History of the Los Altos Union Presbyterian Church
For centuries, the Ohlones Native Americans lived in the South Bay. In 1769, Don Gaspar de Portola, off course in his search for Monterey Bay, rode across Los Altos, the first European to do so. In the decades to come, the area would be divided and sub-divided among various land grants and early settlers. Development came slowly to Los Altos. Fruit, vineyards and hay were the chief produce of the area.
In 1907, a new rail line conveyed San Franciscans down the Peninsula. Railroad officials established the town of Los Altos encouraged by land speculation. Around the new train depot, a few merchants erected buildings on Main Street. Paul Shoup constructed one of the earliest buildings, a two-story structure, on Second and Main for $5000. (It is still there.) The first floor contained a market. The new town used the second floor as a public hall. During the week, it served as a schoolroom. On Sunday mornings, it became the site of the first worship services in Los Altos.
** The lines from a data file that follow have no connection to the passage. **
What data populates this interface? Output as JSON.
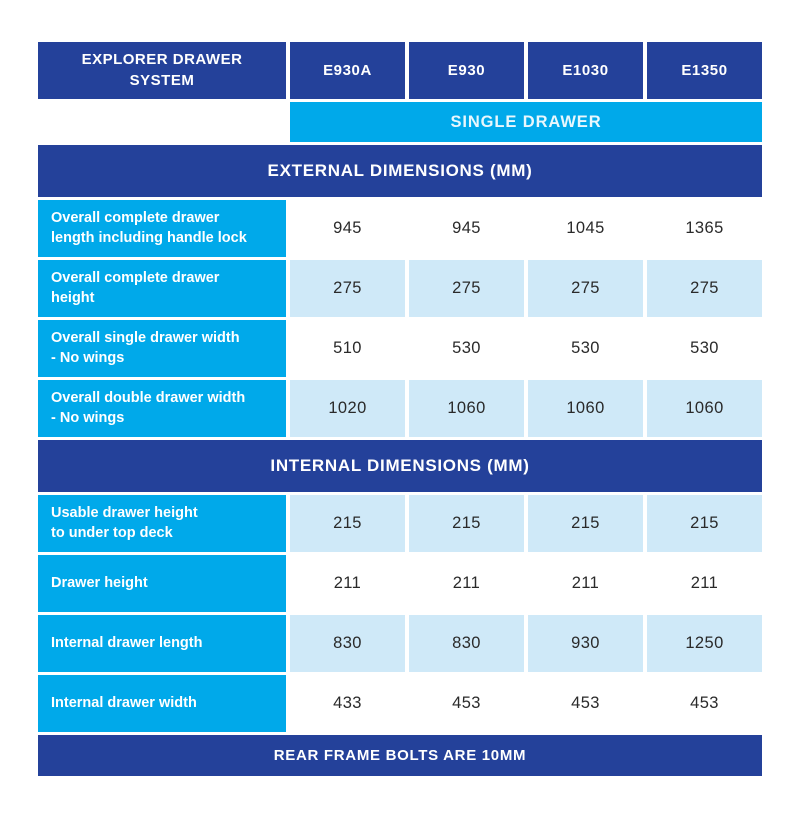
{
  "colors": {
    "navy": "#24419a",
    "cyan": "#00a9ea",
    "light_blue": "#cfe9f8",
    "value_text": "#2a2a2a"
  },
  "chart_data": {
    "type": "table",
    "title": "EXPLORER DRAWER\nSYSTEM",
    "columns": [
      "E930A",
      "E930",
      "E1030",
      "E1350"
    ],
    "column_group_label": "SINGLE DRAWER",
    "sections": [
      {
        "title": "EXTERNAL DIMENSIONS (MM)",
        "rows": [
          {
            "label": "Overall complete drawer\nlength including handle lock",
            "values": [
              945,
              945,
              1045,
              1365
            ]
          },
          {
            "label": "Overall complete drawer\nheight",
            "values": [
              275,
              275,
              275,
              275
            ]
          },
          {
            "label": "Overall single drawer width\n- No wings",
            "values": [
              510,
              530,
              530,
              530
            ]
          },
          {
            "label": "Overall double drawer width\n- No wings",
            "values": [
              1020,
              1060,
              1060,
              1060
            ]
          }
        ]
      },
      {
        "title": "INTERNAL DIMENSIONS (MM)",
        "rows": [
          {
            "label": "Usable drawer height\nto under top deck",
            "values": [
              215,
              215,
              215,
              215
            ]
          },
          {
            "label": "Drawer height",
            "values": [
              211,
              211,
              211,
              211
            ]
          },
          {
            "label": "Internal drawer length",
            "values": [
              830,
              830,
              930,
              1250
            ]
          },
          {
            "label": "Internal drawer width",
            "values": [
              433,
              453,
              453,
              453
            ]
          }
        ]
      }
    ],
    "footer": "REAR FRAME BOLTS ARE 10MM"
  }
}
O.M. Hester, a retired minister, sought to establish a Methodist congregation in the new town. He gathered residents together for worship and Bible study. They met for the first time in 1909 in the Shoup building. Because the congregation included persons from a variety of Protestant faiths, they abandoned the idea of affiliating with one denomination. On Easter Sunday, March 23, 1913, the members affirmed their Articles of Faith and the Union Church of Los Altos was formally established as a community church for Los Altos. For some now-forgotten reason, the final step of incorporation with the state was not carried out until one year later. This omission gave the Episcopal Church the official distinction of being the first church organized in Los Altos. On the day of its incorporation, April 14, 1914, Union Church of Los Altos had 34 members.